Powdery mildew is a common garden disease which is easy to spot, displaying as a powdery white or grey coating on the leaves. Eventually, affected plants develop distorted or stunted growth and the leaves drop. To help prevent this ensure that the plants receive sufficient sunshine, and that they are correctly spaced. Try to water in mid-morning so the leaves have ample time to dry before evening falls. Keep the area around the plant free of leaves and other debris, and immediately infection is noticed, start spraying with an organic fungicide like neem oil, every 7 to 14 days, until the disease is eradicated.

Downy Mildew

Downy mildew appears as a white, lavender, or purple dusting on leaves, usually appearing when weather conditions are adverse - like rainy, hot or humid weather, combined with chilly evenings. These fluctuations in temperature, combined with heavy rain, seem to be a trigger for downy mildew.

Fasciation

Fasciation on impatiens is a condition that it not completely understood but is thought to be caused by bacteria, viruses, or possibly genetics. Stems are abnormally flattened and appear to have grown together. Shoots are short and grow in swollen clumps, and the leaves are plentiful but abnormally small. The bacteria that cause fasciation lives in dead and decaying leaf and flower material, so sanitation practices will help greatly in prevention.
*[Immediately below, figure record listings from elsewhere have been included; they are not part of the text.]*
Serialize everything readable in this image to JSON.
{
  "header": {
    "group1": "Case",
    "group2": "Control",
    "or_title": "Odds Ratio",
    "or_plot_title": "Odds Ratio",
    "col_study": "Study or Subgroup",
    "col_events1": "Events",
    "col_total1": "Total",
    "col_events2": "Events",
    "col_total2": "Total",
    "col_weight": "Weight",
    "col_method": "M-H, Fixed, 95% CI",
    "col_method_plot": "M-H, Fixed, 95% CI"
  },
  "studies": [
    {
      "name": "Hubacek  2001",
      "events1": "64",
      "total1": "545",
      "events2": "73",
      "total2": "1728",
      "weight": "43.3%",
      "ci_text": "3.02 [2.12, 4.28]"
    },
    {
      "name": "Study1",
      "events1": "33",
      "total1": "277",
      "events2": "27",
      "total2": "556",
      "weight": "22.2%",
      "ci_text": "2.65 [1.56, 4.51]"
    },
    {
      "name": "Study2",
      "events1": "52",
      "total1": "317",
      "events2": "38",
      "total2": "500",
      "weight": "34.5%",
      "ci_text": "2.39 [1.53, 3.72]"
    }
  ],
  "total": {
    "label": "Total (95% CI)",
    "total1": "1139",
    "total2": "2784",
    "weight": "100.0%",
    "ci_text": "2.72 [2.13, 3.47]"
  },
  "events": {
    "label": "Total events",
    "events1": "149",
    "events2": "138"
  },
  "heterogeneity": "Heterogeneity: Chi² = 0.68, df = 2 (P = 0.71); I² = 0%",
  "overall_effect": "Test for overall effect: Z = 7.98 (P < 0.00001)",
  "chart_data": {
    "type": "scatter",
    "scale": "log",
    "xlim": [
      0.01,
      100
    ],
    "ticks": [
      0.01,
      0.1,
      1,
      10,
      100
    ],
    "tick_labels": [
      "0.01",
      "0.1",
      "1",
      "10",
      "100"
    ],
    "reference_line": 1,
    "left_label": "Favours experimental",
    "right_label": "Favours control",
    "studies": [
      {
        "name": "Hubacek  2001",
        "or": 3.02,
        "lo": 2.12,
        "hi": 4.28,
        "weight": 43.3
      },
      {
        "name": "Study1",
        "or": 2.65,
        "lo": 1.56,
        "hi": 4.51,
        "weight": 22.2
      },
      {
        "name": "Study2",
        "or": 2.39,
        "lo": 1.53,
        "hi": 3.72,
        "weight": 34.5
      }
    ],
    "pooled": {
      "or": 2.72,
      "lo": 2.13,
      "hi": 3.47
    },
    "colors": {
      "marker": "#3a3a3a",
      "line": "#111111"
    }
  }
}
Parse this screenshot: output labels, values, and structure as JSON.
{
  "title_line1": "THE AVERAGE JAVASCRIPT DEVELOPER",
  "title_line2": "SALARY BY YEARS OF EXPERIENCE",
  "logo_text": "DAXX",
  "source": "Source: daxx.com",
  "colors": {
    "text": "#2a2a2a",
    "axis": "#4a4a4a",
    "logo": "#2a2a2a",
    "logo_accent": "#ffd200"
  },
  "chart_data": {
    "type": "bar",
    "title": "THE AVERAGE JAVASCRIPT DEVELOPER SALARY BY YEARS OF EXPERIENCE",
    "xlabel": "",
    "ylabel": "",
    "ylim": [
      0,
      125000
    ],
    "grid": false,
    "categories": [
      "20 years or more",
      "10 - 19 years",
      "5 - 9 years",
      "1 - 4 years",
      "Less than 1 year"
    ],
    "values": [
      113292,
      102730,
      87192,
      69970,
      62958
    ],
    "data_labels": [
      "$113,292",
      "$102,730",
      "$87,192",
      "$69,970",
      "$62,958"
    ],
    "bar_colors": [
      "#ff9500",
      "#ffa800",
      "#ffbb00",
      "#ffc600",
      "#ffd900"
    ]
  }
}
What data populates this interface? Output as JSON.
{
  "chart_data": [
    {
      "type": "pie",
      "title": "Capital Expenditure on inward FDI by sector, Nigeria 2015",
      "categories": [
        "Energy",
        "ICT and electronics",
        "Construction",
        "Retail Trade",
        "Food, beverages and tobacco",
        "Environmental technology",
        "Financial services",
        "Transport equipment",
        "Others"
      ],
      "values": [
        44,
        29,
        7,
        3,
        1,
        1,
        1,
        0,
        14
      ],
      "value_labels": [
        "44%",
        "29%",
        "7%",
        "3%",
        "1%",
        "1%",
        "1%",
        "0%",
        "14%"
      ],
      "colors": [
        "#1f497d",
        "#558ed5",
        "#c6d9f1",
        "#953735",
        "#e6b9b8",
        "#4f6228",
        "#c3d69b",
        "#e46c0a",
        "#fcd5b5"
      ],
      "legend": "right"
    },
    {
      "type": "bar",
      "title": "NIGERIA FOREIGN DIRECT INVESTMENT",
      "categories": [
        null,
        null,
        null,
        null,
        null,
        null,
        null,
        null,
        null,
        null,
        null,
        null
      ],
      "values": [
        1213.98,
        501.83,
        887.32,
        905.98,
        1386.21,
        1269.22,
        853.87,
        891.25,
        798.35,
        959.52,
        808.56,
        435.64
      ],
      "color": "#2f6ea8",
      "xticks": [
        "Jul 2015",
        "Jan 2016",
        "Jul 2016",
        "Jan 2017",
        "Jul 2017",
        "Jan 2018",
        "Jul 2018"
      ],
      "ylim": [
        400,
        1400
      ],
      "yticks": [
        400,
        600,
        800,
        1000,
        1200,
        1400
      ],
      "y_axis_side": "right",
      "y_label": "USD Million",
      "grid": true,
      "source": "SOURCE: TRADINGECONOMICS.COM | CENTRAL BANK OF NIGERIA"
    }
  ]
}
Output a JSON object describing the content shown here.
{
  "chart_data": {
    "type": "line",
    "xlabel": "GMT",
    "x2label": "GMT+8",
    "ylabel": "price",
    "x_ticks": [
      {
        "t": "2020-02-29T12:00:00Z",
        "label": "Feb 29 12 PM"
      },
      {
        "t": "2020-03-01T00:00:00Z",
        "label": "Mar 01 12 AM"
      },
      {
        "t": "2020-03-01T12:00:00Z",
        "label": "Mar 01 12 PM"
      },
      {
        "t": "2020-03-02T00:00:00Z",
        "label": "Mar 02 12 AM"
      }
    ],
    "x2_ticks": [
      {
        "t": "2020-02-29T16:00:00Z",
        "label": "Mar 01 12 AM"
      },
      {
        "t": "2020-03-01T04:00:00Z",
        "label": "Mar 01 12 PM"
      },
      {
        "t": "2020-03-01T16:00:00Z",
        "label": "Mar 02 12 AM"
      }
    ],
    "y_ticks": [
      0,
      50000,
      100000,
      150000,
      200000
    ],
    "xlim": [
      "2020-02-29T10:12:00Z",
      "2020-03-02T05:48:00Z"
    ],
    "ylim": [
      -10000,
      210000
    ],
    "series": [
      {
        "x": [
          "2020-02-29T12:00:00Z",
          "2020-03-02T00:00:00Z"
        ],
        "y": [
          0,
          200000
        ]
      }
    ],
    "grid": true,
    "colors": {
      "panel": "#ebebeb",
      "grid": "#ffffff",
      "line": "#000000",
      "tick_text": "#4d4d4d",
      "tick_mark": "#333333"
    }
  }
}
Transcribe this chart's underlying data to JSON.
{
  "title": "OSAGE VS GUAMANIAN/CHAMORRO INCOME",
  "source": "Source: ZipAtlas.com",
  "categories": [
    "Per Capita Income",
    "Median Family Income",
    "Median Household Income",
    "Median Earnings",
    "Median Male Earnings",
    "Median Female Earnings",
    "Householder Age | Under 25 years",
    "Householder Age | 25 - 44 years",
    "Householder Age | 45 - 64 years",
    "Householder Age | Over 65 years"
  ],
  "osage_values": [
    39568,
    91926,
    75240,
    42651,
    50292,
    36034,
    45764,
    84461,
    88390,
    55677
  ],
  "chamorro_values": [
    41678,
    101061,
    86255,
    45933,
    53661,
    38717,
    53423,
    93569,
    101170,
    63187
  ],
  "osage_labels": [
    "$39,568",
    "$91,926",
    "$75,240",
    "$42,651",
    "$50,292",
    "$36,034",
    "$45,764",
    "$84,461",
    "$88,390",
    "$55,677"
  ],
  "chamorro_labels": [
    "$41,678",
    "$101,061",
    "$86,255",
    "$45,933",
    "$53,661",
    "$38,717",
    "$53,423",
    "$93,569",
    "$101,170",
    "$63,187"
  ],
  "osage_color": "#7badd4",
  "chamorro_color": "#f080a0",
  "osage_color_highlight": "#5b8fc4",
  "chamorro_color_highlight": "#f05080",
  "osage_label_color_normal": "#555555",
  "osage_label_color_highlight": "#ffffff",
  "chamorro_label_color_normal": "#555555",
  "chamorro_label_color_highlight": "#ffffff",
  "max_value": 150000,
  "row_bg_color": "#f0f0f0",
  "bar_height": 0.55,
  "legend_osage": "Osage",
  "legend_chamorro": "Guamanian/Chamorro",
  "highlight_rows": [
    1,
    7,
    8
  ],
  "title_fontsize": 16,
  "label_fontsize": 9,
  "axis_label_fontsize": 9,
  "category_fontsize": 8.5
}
Necrotic Spot Virus & Tomato Spotted Wilt Virus

These are the two main viruses that affect impatiens. Symptoms include black ring spots, mosaic patterns on the leaves, and dead tissue that is brown or tan. Flower colour is mottled and the leaves become distorted and yellow. Stems develop black areas or lesions and plants become stunted.

There is no cure for either of these viruses once they have infected the plant, and they should be removed and disposed of carefully.

Insects

Several insects can also attack Impatiens, but these are most prevalent when the plants are grown under cover.

Watch out for snail and slugs who love Impatiens growing anywhere.

Aphids damage impatiens by sucking out the plant juices, and similarly, plants are often affected by tiny sap-sucking spider mites found on the undersides of leaves, and which are most prevalent in warm, dry conditions. 

Mealybugs are another sap-sucking insect found on the upper surfaces of the plants.

Watch out for whitefly, which suck the plant juices, leaving yellow stippling marks in the leaves

Thrips also suck the plants sap and are found on the undersides of the leaves.

Treat these pests by spraying the plant with an insecticidal soap spray. . 

Warning:

Although Impatiens is listed as a non-toxic to dogs and cats, keep in mind that even non-toxic plants can cause vomiting in humans and animals if ingested.